THE BEAUTIFUL SOUL
Wajah adalah cerminan hati yang berasal dari jiwa, sehingga orang yang kelihatan dari wajahnya sedih menunjukkan hatinya yang sedang meratapi sesuatu sehingga wajahnya goyah. Orang-orang yang baik hatinya akan menampilkan wajah gembira yang orang lain tidak mungkin menilainya sebagai bentuk kesedihan. Kedamaian adalah ciri orang yang indah jiwanya, yang tidak khawatir karena tahu bahwa itu sudah terjadi dan sudah diizinkah oleh Tuhan. Kegelisahan adalah pemberitahuan bahwa ada sesuatu yang tidak baik yang harus segera ditinggalkan. seperti seorang wanita yang mengharapkan satu pria yang dia tahu bahwa laki-laki ini tidak mancintainya, tapi wanita ini terus berharap dengan dalih supaya cintanya diterima. Stupidity/kebodohan menjadi sesuatu yang sulit terlihat.

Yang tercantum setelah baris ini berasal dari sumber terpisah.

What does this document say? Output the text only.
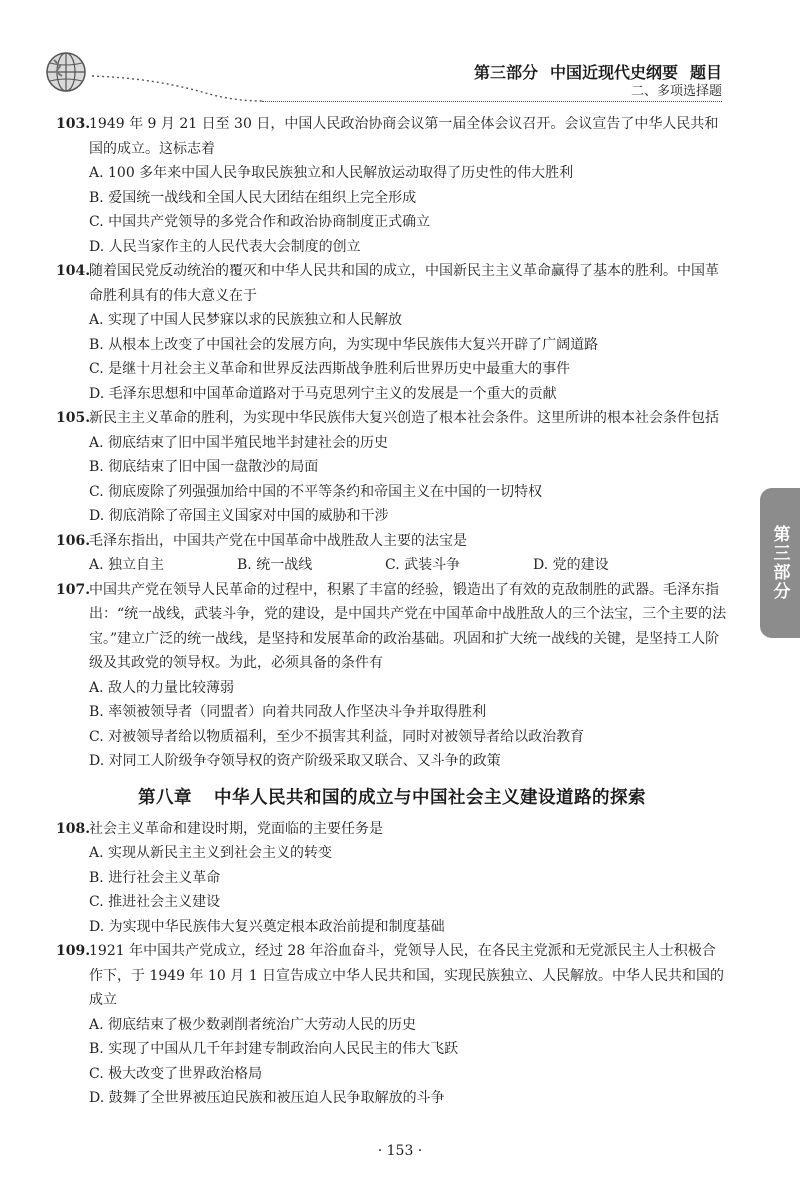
第三部分 中国近现代史纲要 题目
二、多项选择题
103.1949 年 9 月 21 日至 30 日，中国人民政治协商会议第一届全体会议召开。会议宣告了中华人民共和国的成立。这标志着
A. 100 多年来中国人民争取民族独立和人民解放运动取得了历史性的伟大胜利
B. 爱国统一战线和全国人民大团结在组织上完全形成
C. 中国共产党领导的多党合作和政治协商制度正式确立
D. 人民当家作主的人民代表大会制度的创立
104.随着国民党反动统治的覆灭和中华人民共和国的成立，中国新民主主义革命赢得了基本的胜利。中国革命胜利具有的伟大意义在于
A. 实现了中国人民梦寐以求的民族独立和人民解放
B. 从根本上改变了中国社会的发展方向，为实现中华民族伟大复兴开辟了广阔道路
C. 是继十月社会主义革命和世界反法西斯战争胜利后世界历史中最重大的事件
D. 毛泽东思想和中国革命道路对于马克思列宁主义的发展是一个重大的贡献
105.新民主主义革命的胜利，为实现中华民族伟大复兴创造了根本社会条件。这里所讲的根本社会条件包括
A. 彻底结束了旧中国半殖民地半封建社会的历史
B. 彻底结束了旧中国一盘散沙的局面
C. 彻底废除了列强强加给中国的不平等条约和帝国主义在中国的一切特权
D. 彻底消除了帝国主义国家对中国的威胁和干涉
106.毛泽东指出，中国共产党在中国革命中战胜敌人主要的法宝是
A. 独立自主	B. 统一战线	C. 武装斗争	D. 党的建设
107.中国共产党在领导人民革命的过程中，积累了丰富的经验，锻造出了有效的克敌制胜的武器。毛泽东指出：“统一战线，武装斗争，党的建设，是中国共产党在中国革命中战胜敌人的三个法宝，三个主要的法宝。”建立广泛的统一战线，是坚持和发展革命的政治基础。巩固和扩大统一战线的关键，是坚持工人阶级及其政党的领导权。为此，必须具备的条件有
A. 敌人的力量比较薄弱
B. 率领被领导者（同盟者）向着共同敌人作坚决斗争并取得胜利
C. 对被领导者给以物质福利，至少不损害其利益，同时对被领导者给以政治教育
D. 对同工人阶级争夺领导权的资产阶级采取又联合、又斗争的政策
第八章 中华人民共和国的成立与中国社会主义建设道路的探索
108.社会主义革命和建设时期，党面临的主要任务是
A. 实现从新民主主义到社会主义的转变
B. 进行社会主义革命
C. 推进社会主义建设
D. 为实现中华民族伟大复兴奠定根本政治前提和制度基础
109.1921 年中国共产党成立，经过 28 年浴血奋斗，党领导人民，在各民主党派和无党派民主人士积极合作下，于 1949 年 10 月 1 日宣告成立中华人民共和国，实现民族独立、人民解放。中华人民共和国的成立
A. 彻底结束了极少数剥削者统治广大劳动人民的历史
B. 实现了中国从几千年封建专制政治向人民民主的伟大飞跃
C. 极大改变了世界政治格局
D. 鼓舞了全世界被压迫民族和被压迫人民争取解放的斗争
第三部分
· 153 ·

Seharusnya kalau wanita bahwa berharap ke satu orang laki-laki yang tidak mencintainya adalah kebodohan dan pembuangan waktu dan tenagai yang harusnya dia gunakan untuk fokus ke masa depan serta menjadikan diri pantas dicintai oleh laki-laki baik yang bisa lebih menghormati cintanya yang tulus, dia tidak fokus ke orang itu. Kegembiraan dalam berupaya karena tahu yang dilakukannya baik untuk masa depannya adalah tanda dari seorang yang indah jiwanya yang berikutnya, kegembiraan dalam bertindak menjadi logis bahwa orang ini sudah ikhlas menerima dirinya dan apapun kemungkinan yang terjadi di masa depan. Keikhlasan yang dilakukannya menjadikannya pribadi yang pantas menerima Rahmat dari Tuhan berupa kedamaian, dan kedamaian adalah ciri seorang yang jiwanya indah.
Ketidakgelisahan menjadikan seseorang mudah dalam mengambil keputusan. Orang sulit sekali memutuskan karena kondisi jiwanya sedang tidak damai. Kebaikan mudah menghinggapi hati orang yang damai, yaitu seorang yang melihat segala sesuatunya sebagai bentuk kesyukuran karena baik, rasa syukur mengharuskan orang untuk menerima yang lebih dari biasanya yang dia dapat. Orang yang mampu melihat segala sesuatunya dengan positif akan selalau berbahagia. Sehingga lahirlah bahwa masalah adalah sesuatu untuk memuliakan bukan menghinakan. Tuhan mempunyai alasan sangat logis mengapa kita dikasih masalah yaitu memuliakan, seperti seorang yang mau naik kelas diharskan melampaui kesulitan berupa ujian dan soal. Tuhan menurunkan ujian/masalah itu supaya dengan harapan kita naik kelas pribadinya. Lulus dari ujian tidak lebih penting daripada lulus ujian kehidupan. Ciri orang yang lulus dalam kehidupan adalah yang damai karena telah sukses.
Jadilah pribadi yang damai, yang kedamaiannya dirasakan oleh sesama karena kedamaian itu menular. Indah sekali menjadi jiwa yang damai, karena orang lebih mudah menerima orang baik daripada yang tidak. Kendali akan diri sendiri menjadi penting, karena sebetulnya kedewasaan dan kedamaian itu masalah kendali. Seorang yang tidak marah dan masih berlaku anggun kepada orang yang menghinanya adalah yang mengendalikan dirinya untuk tidak berlaku marah. Mudah-mudahan kita dijadikan pribadi yang damai yang mengindikasikan bahwa jiwa kita indah. Lalu yang memperlakukan segala sesuatu dengan rasa hormat dan positif. Lalu perhatikan bagaimana kehidupan berlaku lebih ramah kepada anda.